Dass wir uns selbst Individualität zuschreiben, ist für die meisten Menschen unseres Kulturkreises selbstverständlich und scheint kaum der Erörterung wert zu sein. Allerdings ergeben sich daraus eine Reihe von Doktrinen, die in der Pädagogik, der Psychologie und der Soziologie, aber auch im öffentlichen Diskurs kontrovers diskutiert werden. So gibt es in der Soziologie die deskriptive These von der zunehmenden Individualisierung moderner Gesellschaften, in der politischen Theoriebildung kennt man den Individualismus als normative These und in der Theorie der Sozialwissenschaften – in seiner methodischen Wendung – als „methodologischen Individualismus“.
Im Mittelpunkt dieses Seminars steht die genuin philosophische Frage: Wie kann das Phänomen der menschlichen Individualität, das die Wurzel dieser und anderer „Ismen“ darstellt, genau beschrieben und begrifflich gefasst werden? Zu dieser Frage gibt es in der Philosophie – im Unterschied zur Debatte um den Begriff des Selbst oder den Personenbegriff – keine konsensuell akzeptierte Terminologie und keinen etablierten Kanon an Theorien. Dennoch reichen Spuren der Auseinandersetzung mit diesem Thema weit in die Philosophiegeschichte zurück.
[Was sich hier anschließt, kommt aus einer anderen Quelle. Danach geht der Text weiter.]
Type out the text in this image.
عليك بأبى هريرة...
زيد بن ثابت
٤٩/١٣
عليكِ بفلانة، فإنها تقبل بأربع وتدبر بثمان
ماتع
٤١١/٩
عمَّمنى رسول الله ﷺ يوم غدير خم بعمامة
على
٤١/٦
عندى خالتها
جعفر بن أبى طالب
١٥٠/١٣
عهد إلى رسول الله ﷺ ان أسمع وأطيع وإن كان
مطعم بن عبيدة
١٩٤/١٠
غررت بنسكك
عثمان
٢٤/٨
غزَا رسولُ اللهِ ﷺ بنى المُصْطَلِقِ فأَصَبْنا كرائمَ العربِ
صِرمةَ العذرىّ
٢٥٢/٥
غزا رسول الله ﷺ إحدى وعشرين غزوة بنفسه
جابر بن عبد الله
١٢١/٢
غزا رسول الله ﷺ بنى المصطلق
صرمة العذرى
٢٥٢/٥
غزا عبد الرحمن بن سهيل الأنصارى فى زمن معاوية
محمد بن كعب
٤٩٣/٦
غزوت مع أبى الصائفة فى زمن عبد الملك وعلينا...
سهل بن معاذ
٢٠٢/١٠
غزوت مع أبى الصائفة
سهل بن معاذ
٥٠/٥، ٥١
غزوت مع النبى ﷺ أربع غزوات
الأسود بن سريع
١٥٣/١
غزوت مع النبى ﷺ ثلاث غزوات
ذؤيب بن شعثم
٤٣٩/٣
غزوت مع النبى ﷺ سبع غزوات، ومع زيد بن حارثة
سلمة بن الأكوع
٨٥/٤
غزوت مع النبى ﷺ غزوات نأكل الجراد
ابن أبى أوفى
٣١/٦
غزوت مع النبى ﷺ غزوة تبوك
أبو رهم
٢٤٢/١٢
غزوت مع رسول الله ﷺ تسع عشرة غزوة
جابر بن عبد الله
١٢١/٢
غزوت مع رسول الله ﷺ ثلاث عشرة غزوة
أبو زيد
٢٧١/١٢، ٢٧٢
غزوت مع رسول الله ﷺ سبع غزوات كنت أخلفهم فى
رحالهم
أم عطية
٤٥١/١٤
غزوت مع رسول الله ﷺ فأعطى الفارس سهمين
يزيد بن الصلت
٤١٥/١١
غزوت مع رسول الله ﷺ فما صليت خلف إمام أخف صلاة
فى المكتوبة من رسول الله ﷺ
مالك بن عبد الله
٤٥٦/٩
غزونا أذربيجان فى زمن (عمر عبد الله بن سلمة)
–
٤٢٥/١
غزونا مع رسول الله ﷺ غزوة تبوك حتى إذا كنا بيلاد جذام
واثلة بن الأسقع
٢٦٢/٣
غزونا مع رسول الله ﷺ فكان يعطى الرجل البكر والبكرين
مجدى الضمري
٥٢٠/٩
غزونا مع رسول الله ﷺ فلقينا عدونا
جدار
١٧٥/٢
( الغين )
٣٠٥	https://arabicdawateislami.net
Im Seminar werden wir uns sowohl mit klassischen als auch mit zeitgenössischen Texten zum Thema Individualität auseinandersetzen, um uns die verschiedenen Bedeutungsaspekte menschlicher Individualität zu erschließen. Ziel des Seminars ist es zu verdeutlichen, aus welchen Gründen Individualität ein unverzichtbarer Bestandteil unseres menschlichen Selbstverständnisses ist.